Elle a, par ailleurs, supprimé l’article 19 bis A relatif à la réduction du délai de retour volontaire de trente à sept jours et l’article 19 quater qui restreignait l’accès des demandeurs d’asile déboutés en situation de détresse à l’hébergement d’urgence.

Le texte qui nous est soumis aujourd’hui en nouvelle lecture a donc été très fortement enrichi par les débats parlementaires et par presque tous les groupes. Le projet de loi comprenait vingt-trois articles lors de son dépôt, il en compte aujourd’hui trente-quatre, dont trente restent en navette. Le texte est encore susceptible d’être amélioré sur différents points : j’ai moi-même déposé un certain nombre d’amendements à cette fin. Je souhaite que nos discussions permettent ces améliorations et ne s’épuisent pas dans la répétition à l’identique des débats que nous avons déjà eus.

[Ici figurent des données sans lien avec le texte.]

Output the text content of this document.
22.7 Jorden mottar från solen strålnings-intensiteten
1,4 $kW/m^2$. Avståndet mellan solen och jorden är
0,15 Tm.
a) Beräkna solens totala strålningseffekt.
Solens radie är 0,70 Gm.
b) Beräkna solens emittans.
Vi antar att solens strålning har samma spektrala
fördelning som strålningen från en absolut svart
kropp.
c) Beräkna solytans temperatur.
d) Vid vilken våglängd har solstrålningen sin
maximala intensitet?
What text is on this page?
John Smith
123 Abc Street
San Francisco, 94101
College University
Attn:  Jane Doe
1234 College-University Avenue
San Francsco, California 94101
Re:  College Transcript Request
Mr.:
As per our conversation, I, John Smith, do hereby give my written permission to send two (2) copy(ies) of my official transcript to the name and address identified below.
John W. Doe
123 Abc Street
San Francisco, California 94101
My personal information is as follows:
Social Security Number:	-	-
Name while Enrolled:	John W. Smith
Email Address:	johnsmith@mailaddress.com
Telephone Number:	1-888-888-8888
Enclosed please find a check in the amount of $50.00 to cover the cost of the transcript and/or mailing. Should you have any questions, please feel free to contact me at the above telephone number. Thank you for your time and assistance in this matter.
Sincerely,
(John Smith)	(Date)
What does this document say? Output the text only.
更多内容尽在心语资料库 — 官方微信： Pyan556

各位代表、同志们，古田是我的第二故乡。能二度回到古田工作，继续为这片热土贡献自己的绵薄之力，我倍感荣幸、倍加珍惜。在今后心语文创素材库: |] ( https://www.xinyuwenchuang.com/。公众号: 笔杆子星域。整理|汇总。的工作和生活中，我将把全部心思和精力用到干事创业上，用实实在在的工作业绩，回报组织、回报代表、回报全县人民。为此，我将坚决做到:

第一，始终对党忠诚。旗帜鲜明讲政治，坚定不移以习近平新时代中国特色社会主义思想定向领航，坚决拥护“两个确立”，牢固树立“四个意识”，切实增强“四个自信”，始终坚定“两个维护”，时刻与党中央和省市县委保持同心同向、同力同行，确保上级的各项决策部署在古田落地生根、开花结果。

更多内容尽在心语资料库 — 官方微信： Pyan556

J’ajouterai que le travail législatif est une chose, et que les moyens financiers et humains à l’appui des dispositions législatives que nous votons en sont une autre. Cette réforme de l’asile n’atteindra son objectif – mieux protéger en protégeant plus vite – que si elle s’accompagne de moyens suffisants. Je tiens à saluer, de ce point de vue, le plan présenté par les ministres de l’intérieur et du logement le 17 juin dernier. Il traduit en effet un effort significatif pour répondre à la crise humanitaire que traverse une partie de l’Europe et dont une autre partie se désintéresse : le sujet est évoqué aujourd’hui même par les chefs d’État européens.

Sur le plan procédural tout d’abord, je tiens à souligner les efforts du Gouvernement pour augmenter les recrutements à l’OFPRA, en complétant par de nouveaux moyens les cinquante-cinq emplois d’ores et déjà prévus au titre de l’exercice 2015. Un renforcement des moyens de l’OFII et des préfectures est également prévu pour parvenir le plus tôt possible à l’objectif fixé par le Gouvernement de neuf mois de délai moyen d’instruction complète d’une demande d’asile. Voilà la garantie qu’aller plus vite ne signifie pas, bien au contraire, bâcler les procédures.

Je me félicite également de la poursuite et de l’intensification de l’augmentation des capacités d’hébergement des demandeurs d’asile, avec la création de 4 000 places supplémentaires d’ici à fin 2016. Au total, avec les 4 200 places dont la création était déjà programmée, ce sont 8 200 places qui seront créées cette année.

Je salue également la création de 5 000 places dédiées au logement autonome des réfugiés, dont 500 en centres provisoires d’hébergement, car elle répond à une de nos préoccupations : ne pas traiter uniquement l’amont de la demande et suivre le sort des réfugiés une fois le statut obtenu. Le demandeur d’asile est en effet fragile, du fait des épouvantables épreuves qu’il a traversées. Il le reste une fois la protection accordée : il est donc essentiel de l’accueillir et de l’accompagner dans son intégration dans la société française.

Je salue la détermination de l’exécutif à réformer, dans le dialogue et la concertation, un système à bout de souffle qui perpétue la maltraitance à l’égard d’enfants, de femmes et d’hommes. Compte tenu de l’ensemble de ces éléments, je vous invite à adopter le présent projet de loi, qui répond à la nécessité et à l’urgence d’une réforme que nous appelons tous, ou presque, de nos voeux pour traiter, dans le respect, l’humanité et la dignité, des femmes et des hommes que nous ne considérons pas comme des fuites d’eau mais bien comme nos égaux.